L’Europe pourrait mourir, l’Allemagne l’aurait tuée

par Tzecoatl
jeudi 24 mai 2012

Il n'y a plus vraiment de lutte des classes en économie, mais deux calculs de la part des agents économiques : celui qui considère ses intérêts directs et celui qui considère ses intérêts indirects, c'est à dire également les intérêts de ses partenaires.

Prenons le cas de l'Allemagne. C'est la seule grande gagnante de la mondialisation parmi les pays occidentaux. Ayant l'excellence de la production de machines-outils, peu lui importait que celles-ci soient achetées par des manufactures en Italie ou en Chine. L'ultra-libéralisme, à savoir le libre-échange de tout les dumpings, lui était favorable, car les économies émergentes constituaient de nouveaux marchés. Elle a par ailleurs choisi la modération salariale et sociale afin de préserver son industrie sur son sol, pendant que d'autres pays (la France) ont espéré récolter les fruits de l'enrichissement des pays émergents (va pour le tourisme et le luxe).

Mais voilà, les pays il n'y a pas si longtemps ateliers de l'Europe sont maintenant exsangues, le consommateur européen qui raffolait des produits du tiers-monde a mangé son pain blanc, et le social-clientélisme qui permettait de cacher la misère se voit chahuté par les marchés financiers sur la dette publique.

L'Allemagne a gagné, et à écouter les ténors de la CDU, elle a choisi de rompre le rang de l'harmonie européenne (vis-à-vis même des Barroso, Juncker, etc) afin de préserver ses intérêts directs, et bien évidemment mortifères pour le reste de l'Europe. 

Car qu'aurait l'Allemagne à gagner, des eurobonds, d'un pacte de croissance, voire oh sainte hérésie germanique, de modification du rôle de la banque centrale de Francfort ? Rien, économiquement elle aurait tout à perdre, mais politiquement tout à gagner, à savoir sauver l'UE, rien que cela.

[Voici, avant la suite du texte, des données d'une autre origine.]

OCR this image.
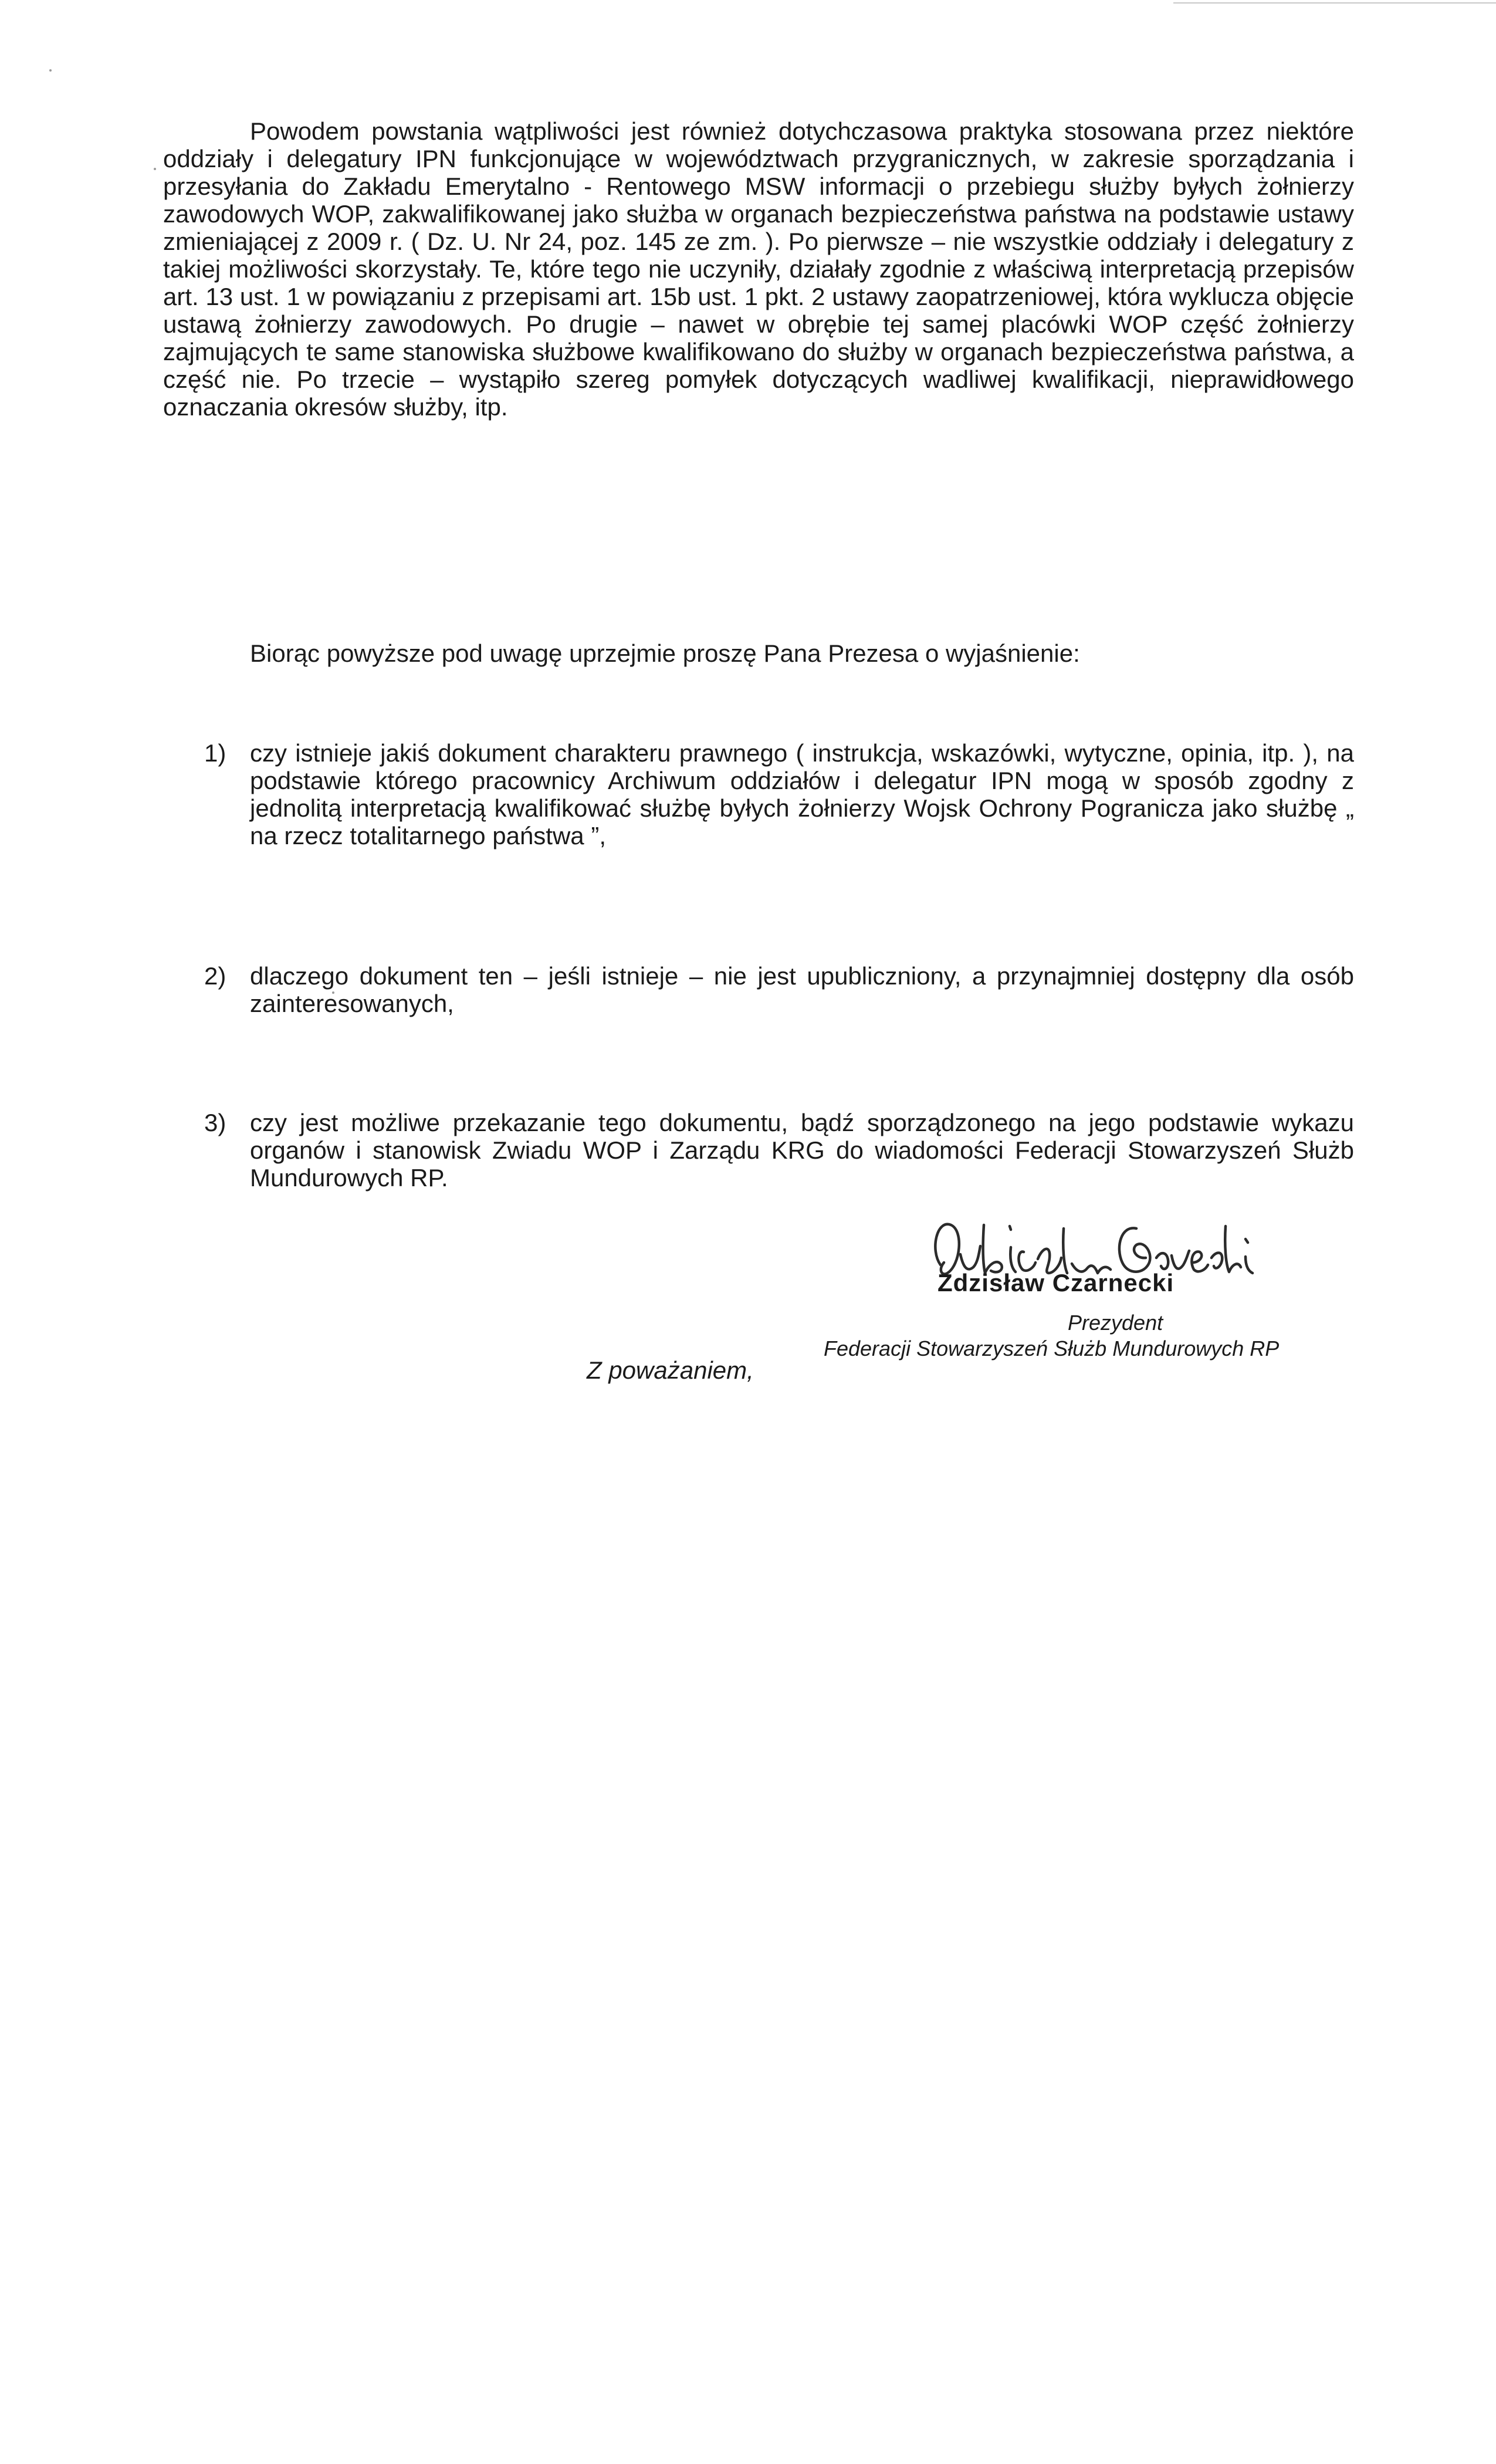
Powodem powstania wątpliwości jest również dotychczasowa praktyka stosowana przez niektóre oddziały i delegatury IPN funkcjonujące w województwach przygranicznych, w zakresie sporządzania i przesyłania do Zakładu Emerytalno - Rentowego MSW informacji o przebiegu służby byłych żołnierzy zawodowych WOP, zakwalifikowanej jako służba w organach bezpieczeństwa państwa na podstawie ustawy zmieniającej z 2009 r. ( Dz. U. Nr 24, poz. 145 ze zm. ). Po pierwsze – nie wszystkie oddziały i delegatury z takiej możliwości skorzystały. Te, które tego nie uczyniły, działały zgodnie z właściwą interpretacją przepisów art. 13 ust. 1 w powiązaniu z przepisami art. 15b ust. 1 pkt. 2 ustawy zaopatrzeniowej, która wyklucza objęcie ustawą żołnierzy zawodowych. Po drugie – nawet w obrębie tej samej placówki WOP część żołnierzy zajmujących te same stanowiska służbowe kwalifikowano do służby w organach bezpieczeństwa państwa, a część nie. Po trzecie – wystąpiło szereg pomyłek dotyczących wadliwej kwalifikacji, nieprawidłowego oznaczania okresów służby, itp.

Biorąc powyższe pod uwagę uprzejmie proszę Pana Prezesa o wyjaśnienie:

1) czy istnieje jakiś dokument charakteru prawnego ( instrukcja, wskazówki, wytyczne, opinia, itp. ), na podstawie którego pracownicy Archiwum oddziałów i delegatur IPN mogą w sposób zgodny z jednolitą interpretacją kwalifikować służbę byłych żołnierzy Wojsk Ochrony Pogranicza jako służbę „ na rzecz totalitarnego państwa ”,
2) dlaczego dokument ten – jeśli istnieje – nie jest upubliczniony, a przynajmniej dostępny dla osób zainteresowanych,
3) czy jest możliwe przekazanie tego dokumentu, bądź sporządzonego na jego podstawie wykazu organów i stanowisk Zwiadu WOP i Zarządu KRG do wiadomości Federacji Stowarzyszeń Służb Mundurowych RP.

Z poważaniem,

Zdzisław Czarnecki

Prezydent

Federacji Stowarzyszeń Służb Mundurowych RP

Mais autant les pays euro-mediterranéens n'ont rien à espérer d'avoir ouvert leurs marchés à tout vent, à cause des délocalisations, des dumpings sociaux, environnementaux, fiscaux, autant l'Allemagne n'a rien à gagner économiquement d'aider le consommateur final, celui-ci étant désormais dans les marchés émergents. Les intérêts indirects, contrairement à Ford où bien payer ses salariés permettait d'écouler la production, se sont perdus hors d'Europe, noyés dans la mondialisation, et plus aucune prise en compte des intérêts du partenaire économique ne se justifie. Seul l'intérêt direct prime, expliquant la posture conservatrice de Merkel et des décideurs allemands.

L'Europe néo-libérale, en crise, entre le marteau des marchés financiers et l'enclume de la mondialisation ultra-libérale, n'est victime que de sa propre idéologie, montage intellectuel non pérenne, proné trop longtemps par ses élites.

Mais, quand bien même les différentes sensibilités politiques des grands pays de l'Europe ne semblent pas à même de profiter de la crise pour construire une Europe plus solidaire, le marché des devises ne se laisse pas compter, en affaiblissant l'euro (n'en déplaise à Berlin) et, par voie de conséquence, le poids des dettes publiques des états européens.